SG: I have been covering and leading coverage of big, complex stories for many years. During the past six years as AP bureau chief in Jerusalem, I have led a large group of journalists covering Israel and the Palestinian territories. I have also helped lead our coverage in Iraq and Afghanistan, and my experience includes covering a number of disasters, including devastating landslides in Venezuela, an earthquake in Colombia and hurricanes in Mexico and Puerto Rico. I spent over a decade in South America covering the drug and guerrilla wars, and spent quite a few years in Asia as well. I hope these experiences have given me a deep understanding of our core mission as journalists - to bear witness and to tell a story, and to do so in the most interesting, compelling way possible.

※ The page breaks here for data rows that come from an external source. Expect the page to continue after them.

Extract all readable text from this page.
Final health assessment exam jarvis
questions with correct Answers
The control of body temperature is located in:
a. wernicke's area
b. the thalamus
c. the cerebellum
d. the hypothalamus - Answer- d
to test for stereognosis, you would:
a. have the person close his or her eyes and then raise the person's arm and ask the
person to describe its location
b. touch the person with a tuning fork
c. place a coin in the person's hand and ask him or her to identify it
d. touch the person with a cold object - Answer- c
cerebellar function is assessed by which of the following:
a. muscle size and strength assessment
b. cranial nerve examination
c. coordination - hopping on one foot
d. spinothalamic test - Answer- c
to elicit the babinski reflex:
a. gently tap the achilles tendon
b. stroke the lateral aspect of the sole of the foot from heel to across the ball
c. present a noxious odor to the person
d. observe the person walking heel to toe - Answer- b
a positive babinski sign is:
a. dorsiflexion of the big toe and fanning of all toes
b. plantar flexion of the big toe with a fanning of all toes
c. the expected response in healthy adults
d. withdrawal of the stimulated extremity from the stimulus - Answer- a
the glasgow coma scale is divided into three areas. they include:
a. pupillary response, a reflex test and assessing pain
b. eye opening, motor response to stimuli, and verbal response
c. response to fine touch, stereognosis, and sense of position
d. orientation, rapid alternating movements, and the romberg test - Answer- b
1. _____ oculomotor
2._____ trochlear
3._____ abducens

CB: The effects and consequences of the spill will obviously be with us for a long time. So, is this a permanent position, and how might it change over time?
SG: I expect the position to last about a year, but it could go even longer depending on how long the crisis lasts. Clearly we’re talking about months and years, not days or weeks, when we look at the devastating, long-term impact on life in the Gulf of Mexico.
CB: This week the Project for Excellence reported that, “After a brief absence, the Gulf oil spill returned to the top of the news agenda last week. But the level of recent coverage suggests that the story that has dominated the mainstream media for more than two months is finally losing some steam.” As time goes on, how do you keep the public engaged with this story and guard against reader fatigue?
SG: This is another big challenge - to find fresh angles and new and compelling ways to tell the story. By focusing on the lives of real people, by uncovering stories that no one else has told, or by investigating omissions and wrongdoings that are of keen interest to the public, I believe we can keep the public engaged.